For option 2, once we do a left join with the model output using the expectancy table that we created, we need the fill the NA by fitting a decay function. That’s just the last value multiplies the change in previous two values. Once we fill up the gaps (filling all the NA with the decay function), we can sum up the estimate to return us the expected value.

# decay function
for(i in 1:nrow(modelOutput)){
        
        if(!is.na(modelOutput$estimate[i])) {
                next
        } else {
                modelOutput$estimate[i] <- dplyr::lag(modelOutput$estimate, 1)[i] / dplyr::lag(modelOutput$estimate, 2)[i] * dplyr::lag(modelOutput$estimate, 1)[i]
        }        
        
}

modelOutput %>% kable()
billing_period lifetime estimate
Annual 0 0.9888631
Annual 1 0.9317865
Annual 2 0.8527389
Annual 3 0.7106158
Annual 4 0.7106158
Month 0 0.9810900
Month 1 0.9065588
Month 2 0.8418768
Month 3 0.6966982
Month 4 0.5854234
Month 5 0.5297474
Month 6 0.4803051
Month 7 0.4377677
Month 8 0.4090531
Month 9 0.3861560
Month 10 0.3671349
Month 11 0.3508281
Month 12 0.3348409
Month 13 0.3210689
Month 14 0.3080517
Month 15 0.2972886
Month 16 0.2869260
Month 17 0.2775897
Month 18 0.2702429
Month 19 0.2632163
Month 20 0.2568429
Month 21 0.2520007
Month 22 0.2468119
Month 23 0.2445493
Month 24 0.2440080
Month 25 0.2434679
Month 26 0.2429290
Month 27 0.2423913
Month 28 0.2418548
Month 29 0.2413195
Month 30 0.2407854
Month 31 0.2402524
Month 32 0.2397207
Month 33 0.2391901
Month 34 0.2386607
Month 35 0.2381324
Month 36 0.2376053
Month 37 0.2370794
Month 38 0.2365547
Month 39 0.2360311
Month 40 0.2355087
Month 41 0.2349874
Month 42 0.2344673
Month 43 0.2339483
Month 44 0.2334305
Month 45 0.2329139
Month 46 0.2323983
Month 47 0.2318839
Month 48 0.2313707
Semi_Annual 0 0.9947507
Semi_Annual 1 0.7769029
Semi_Annual 2 0.7111168
Semi_Annual 3 0.6509012
Semi_Annual 4 0.5957846
Semi_Annual 5 0.5453351
Semi_Annual 6 0.4991575
Semi_Annual 7 0.4568901
Semi_Annual 8 0.4182019
Two_Years 0 0.9897494
Two_Years 1 0.9646925
Two_Years 2 0.9402699

# sum up the estimate to get E(x)
option_2 <- modelOutput %>%
        dplyr::mutate(estimate = dplyr::case_when(is.nan(estimate) ~ 0,
                                                  TRUE ~ estimate)) %>%
        group_by(billing_period) %>%
        summarise(periods_remaining = sum(estimate)) %>%
        dplyr::mutate(periods_remaining = floor(periods_remaining))

# comparison between option 1 and 2
option_1
## # A tibble: 4 x 2
##   billing_period lifetime
##   <chr>             <dbl>
## 1 Annual                4
## 2 Month                10
## 3 Semi_Annual           2
## 4 Two_Years             1
option_2
## # A tibble: 4 x 2
##   billing_period periods_remaining
##   <chr>                      <dbl>
## 1 Annual                         4
## 2 Month                         16
## 3 Semi_Annual                    5
## 4 Two_Years                      2

Thoughts

This exercise probably is a mix of math and art.
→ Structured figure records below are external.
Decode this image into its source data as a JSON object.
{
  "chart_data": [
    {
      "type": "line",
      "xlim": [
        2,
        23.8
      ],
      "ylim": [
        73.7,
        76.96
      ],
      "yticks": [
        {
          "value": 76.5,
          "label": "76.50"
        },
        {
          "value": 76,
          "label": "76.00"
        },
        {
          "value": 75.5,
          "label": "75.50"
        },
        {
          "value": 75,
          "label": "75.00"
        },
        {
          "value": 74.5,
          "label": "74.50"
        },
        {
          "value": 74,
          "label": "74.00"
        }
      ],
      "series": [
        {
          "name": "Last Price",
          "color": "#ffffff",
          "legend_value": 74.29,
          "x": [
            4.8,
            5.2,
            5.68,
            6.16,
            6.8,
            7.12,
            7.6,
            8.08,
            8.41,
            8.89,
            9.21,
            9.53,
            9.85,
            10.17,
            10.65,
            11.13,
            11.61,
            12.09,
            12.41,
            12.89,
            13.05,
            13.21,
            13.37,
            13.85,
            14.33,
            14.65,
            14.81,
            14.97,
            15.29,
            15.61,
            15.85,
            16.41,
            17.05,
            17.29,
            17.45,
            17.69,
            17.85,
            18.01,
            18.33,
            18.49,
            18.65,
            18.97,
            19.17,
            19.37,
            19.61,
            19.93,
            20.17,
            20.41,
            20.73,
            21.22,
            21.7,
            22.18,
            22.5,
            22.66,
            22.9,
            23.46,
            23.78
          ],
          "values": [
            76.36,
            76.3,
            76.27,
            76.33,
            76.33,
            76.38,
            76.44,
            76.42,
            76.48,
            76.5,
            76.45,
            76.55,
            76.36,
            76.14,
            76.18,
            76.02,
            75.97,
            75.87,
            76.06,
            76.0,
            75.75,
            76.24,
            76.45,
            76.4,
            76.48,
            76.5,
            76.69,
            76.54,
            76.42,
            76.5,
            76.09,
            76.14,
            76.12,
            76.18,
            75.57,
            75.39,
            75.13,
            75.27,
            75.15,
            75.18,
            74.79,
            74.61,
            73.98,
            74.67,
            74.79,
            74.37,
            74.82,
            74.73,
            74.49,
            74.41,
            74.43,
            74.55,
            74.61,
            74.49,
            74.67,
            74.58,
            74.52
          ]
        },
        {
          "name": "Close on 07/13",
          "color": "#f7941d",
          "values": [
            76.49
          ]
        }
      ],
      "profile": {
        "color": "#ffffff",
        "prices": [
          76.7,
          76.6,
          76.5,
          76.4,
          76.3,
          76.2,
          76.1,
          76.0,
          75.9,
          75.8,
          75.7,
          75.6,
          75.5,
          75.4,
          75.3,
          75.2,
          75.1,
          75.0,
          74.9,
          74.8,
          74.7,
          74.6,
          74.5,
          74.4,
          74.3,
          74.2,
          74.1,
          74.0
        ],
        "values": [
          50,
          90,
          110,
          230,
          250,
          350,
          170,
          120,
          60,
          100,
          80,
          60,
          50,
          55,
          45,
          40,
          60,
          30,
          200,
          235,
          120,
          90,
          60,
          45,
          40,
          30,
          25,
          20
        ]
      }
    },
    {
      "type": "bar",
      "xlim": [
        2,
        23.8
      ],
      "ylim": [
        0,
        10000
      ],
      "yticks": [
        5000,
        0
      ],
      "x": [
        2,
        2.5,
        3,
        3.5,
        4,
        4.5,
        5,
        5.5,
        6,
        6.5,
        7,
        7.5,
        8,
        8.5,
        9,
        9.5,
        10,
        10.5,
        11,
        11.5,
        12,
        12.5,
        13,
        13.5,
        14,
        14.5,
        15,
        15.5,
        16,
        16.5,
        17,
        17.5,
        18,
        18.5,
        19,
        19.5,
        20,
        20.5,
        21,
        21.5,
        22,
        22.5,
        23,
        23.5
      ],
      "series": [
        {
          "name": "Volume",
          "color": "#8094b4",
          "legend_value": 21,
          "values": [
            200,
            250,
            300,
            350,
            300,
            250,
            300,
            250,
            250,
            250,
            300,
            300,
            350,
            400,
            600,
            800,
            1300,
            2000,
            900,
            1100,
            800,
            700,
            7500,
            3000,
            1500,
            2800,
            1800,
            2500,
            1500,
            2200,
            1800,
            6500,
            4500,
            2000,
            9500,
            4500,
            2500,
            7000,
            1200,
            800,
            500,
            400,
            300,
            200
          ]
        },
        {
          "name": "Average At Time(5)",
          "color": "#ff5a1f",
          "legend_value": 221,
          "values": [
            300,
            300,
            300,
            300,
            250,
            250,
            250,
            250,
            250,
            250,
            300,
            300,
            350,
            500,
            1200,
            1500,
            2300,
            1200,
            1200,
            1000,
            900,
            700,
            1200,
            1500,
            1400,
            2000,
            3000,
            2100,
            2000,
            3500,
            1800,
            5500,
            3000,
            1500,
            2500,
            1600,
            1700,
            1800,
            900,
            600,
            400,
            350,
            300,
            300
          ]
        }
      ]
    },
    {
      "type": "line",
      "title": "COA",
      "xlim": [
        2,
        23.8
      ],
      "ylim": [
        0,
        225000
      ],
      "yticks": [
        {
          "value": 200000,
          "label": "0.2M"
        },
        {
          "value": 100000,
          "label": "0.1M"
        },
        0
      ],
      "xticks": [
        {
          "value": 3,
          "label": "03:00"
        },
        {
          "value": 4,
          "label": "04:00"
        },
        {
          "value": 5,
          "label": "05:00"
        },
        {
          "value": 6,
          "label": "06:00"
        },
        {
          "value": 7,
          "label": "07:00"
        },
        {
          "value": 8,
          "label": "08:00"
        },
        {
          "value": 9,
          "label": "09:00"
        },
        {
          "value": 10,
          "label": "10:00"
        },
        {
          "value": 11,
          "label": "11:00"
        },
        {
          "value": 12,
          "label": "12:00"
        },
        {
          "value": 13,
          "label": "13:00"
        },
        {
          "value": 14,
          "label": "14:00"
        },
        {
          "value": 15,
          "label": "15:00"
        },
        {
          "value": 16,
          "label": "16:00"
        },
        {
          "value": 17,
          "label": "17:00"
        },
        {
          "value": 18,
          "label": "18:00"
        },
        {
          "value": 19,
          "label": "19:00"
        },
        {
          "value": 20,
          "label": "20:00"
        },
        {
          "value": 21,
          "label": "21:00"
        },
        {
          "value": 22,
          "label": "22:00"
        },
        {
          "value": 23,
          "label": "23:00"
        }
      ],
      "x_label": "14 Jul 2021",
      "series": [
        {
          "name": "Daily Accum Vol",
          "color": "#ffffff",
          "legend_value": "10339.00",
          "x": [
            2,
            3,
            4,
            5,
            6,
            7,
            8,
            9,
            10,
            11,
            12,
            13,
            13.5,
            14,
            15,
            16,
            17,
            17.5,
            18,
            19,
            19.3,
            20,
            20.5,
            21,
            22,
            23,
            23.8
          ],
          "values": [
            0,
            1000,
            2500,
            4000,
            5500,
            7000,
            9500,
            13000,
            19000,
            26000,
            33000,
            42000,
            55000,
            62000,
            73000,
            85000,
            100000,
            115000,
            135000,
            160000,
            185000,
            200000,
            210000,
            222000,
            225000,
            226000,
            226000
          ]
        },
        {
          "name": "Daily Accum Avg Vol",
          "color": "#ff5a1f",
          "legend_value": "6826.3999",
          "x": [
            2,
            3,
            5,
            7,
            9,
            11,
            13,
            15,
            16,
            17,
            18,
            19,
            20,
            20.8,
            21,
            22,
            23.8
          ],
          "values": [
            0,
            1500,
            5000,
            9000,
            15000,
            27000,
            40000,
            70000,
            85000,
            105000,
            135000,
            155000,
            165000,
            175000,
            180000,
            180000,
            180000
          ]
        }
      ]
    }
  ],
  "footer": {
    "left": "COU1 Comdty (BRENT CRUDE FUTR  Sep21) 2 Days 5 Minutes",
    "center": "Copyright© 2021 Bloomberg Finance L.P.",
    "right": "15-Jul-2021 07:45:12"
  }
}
For example, we apply floor() in both option_1 and option_2 to round down the numbers, so that our numbers would become more conservative (as we don’t want to overestimate lifetime value of our customers). We rather want to forecast less revenue than grossly overestimate how much we can get from our subscription business. At the end, it’s also based on business acumen and expert judgement.